Title:Quasi particle model vs lattice QCD thermodynamics: extension to $N_f=2+1+1$ flavors and momentum dependent quark masses

Abstract:In the last decade a Quasi-Particle Model ($QPM$) has supplied the basis for the study of HQ production in ultra-relativistic AA collisions, allowing for a phenomenological estimate of the HQ diffusion coefficient $D_s(T)$. Taking advantage of the new lattice QCD results for the Equation of State (EoS) with 2+1+1 dynamical flavors, we extend our $QPM$ approach from $N_f=2+1$ to $N_f=2+1+1$, in which the charm quark is included.
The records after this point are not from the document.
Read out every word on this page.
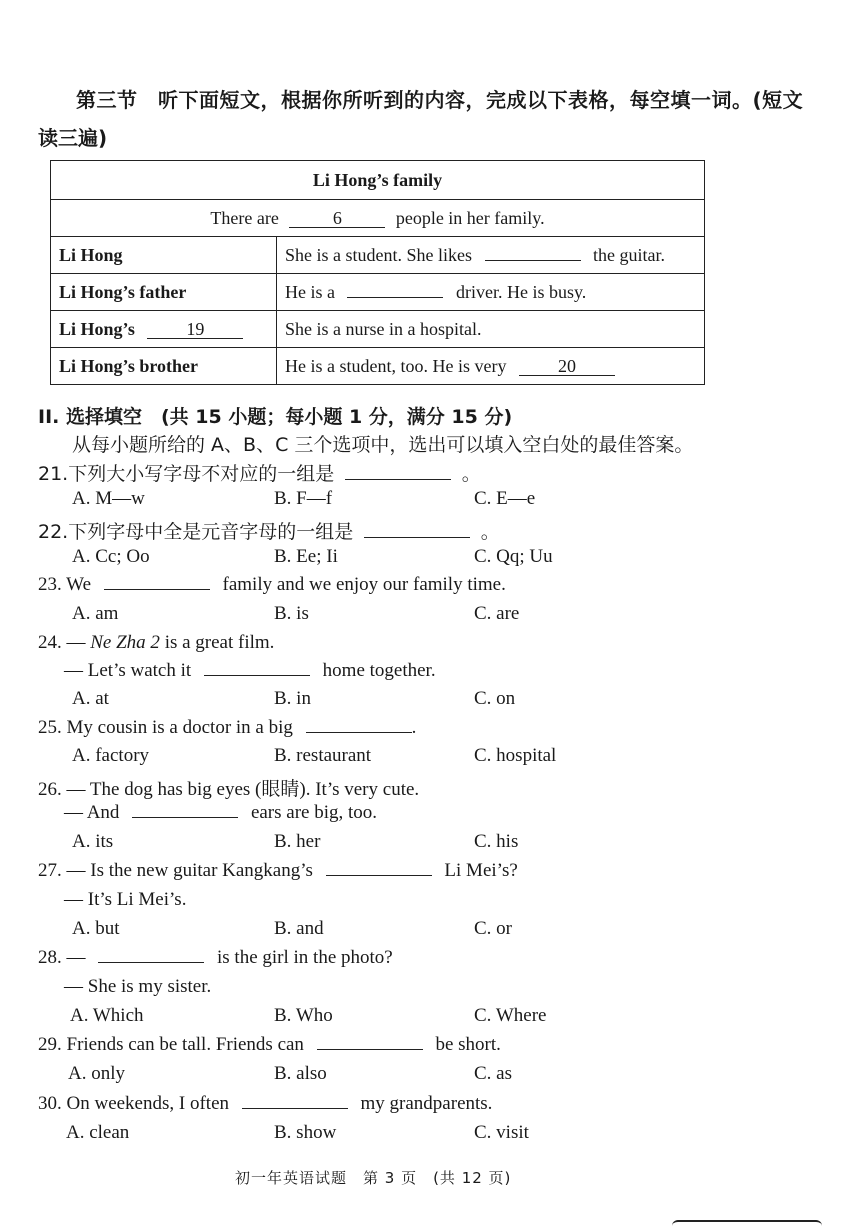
第三节　听下面短文，根据你所听到的内容，完成以下表格，每空填一词。(短文
读三遍)
Li Hong’s family	
There are 6 people in her family.	
Li Hong	She is a student. She likes the guitar.
Li Hong’s father	He is a driver. He is busy.
Li Hong’s 19	She is a nurse in a hospital.
Li Hong’s brother	He is a student, too. He is very 20
II. 选择填空　(共 15 小题；每小题 1 分，满分 15 分)
从每小题所给的 A、B、C 三个选项中，选出可以填入空白处的最佳答案。
21.下列大小写字母不对应的一组是	。
A. M—w	B. F—f	C. E—e
22.下列字母中全是元音字母的一组是	。
A. Cc; Oo	B. Ee; Ii	C. Qq; Uu
23. We	family and we enjoy our family time.
A. am	B. is	C. are
24. — Ne Zha 2 is a great film.
— Let’s watch it	home together.
A. at	B. in	C. on
25. My cousin is a doctor in a big	.
A. factory	B. restaurant	C. hospital
26. — The dog has big eyes (眼睛). It’s very cute.
— And	ears are big, too.
A. its	B. her	C. his
27. — Is the new guitar Kangkang’s	Li Mei’s?
— It’s Li Mei’s.
A. but	B. and	C. or
28. —	is the girl in the photo?
— She is my sister.
A. Which	B. Who	C. Where
29. Friends can be tall. Friends can	be short.
A. only	B. also	C. as
30. On weekends, I often	my grandparents.
A. clean	B. show	C. visit
初一年英语试题　第 3 页　(共 12 页)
Given an effective coupling $g(T)$ fixed by a fit to the lQCD energy density $\epsilon(T)$, we evaluate the impact of different temperature parametrizations of charm quark mass on EoS and susceptibilities $\chi_q(T)$ of light, $\chi_s(T)$ of strange and $\chi_c(T)$ of charm quarks, the last favouring a charm quark mass increasing toward $T_c$. We also explore the extension of the $QPM$ approach to a more realistic approach, that we label $QPM_p$, in which quark and gluon masses explicitly depend on their momentum converging to the current quark mass at high momenta, as expected from asymptotic free dynamics. The $QPM_p$ is seen to allow for a simultaneous quantitative description not only of the EoS but also of the quark susceptibilities ($\chi_q(T)$, $\chi_s(T)$), which instead are underestimated in the simple $QPM$ model. Furthermore, evaluating the spatial diffusion coefficient $2\pi T D_s(T)$ in the $QPM_p$, we find it is also significantly closer than $QPM$ to the recent lQCD data performed including dynamical fermions. Finally, in a 1+1D expanding system, we evaluate the $R_{AA}(p_T)$ in the $QPM$ and $QPM_p$, finding a significant reduction at low momenta for $QPM_p$ which could lead in a realistic scenario to a better agreement to experimental data.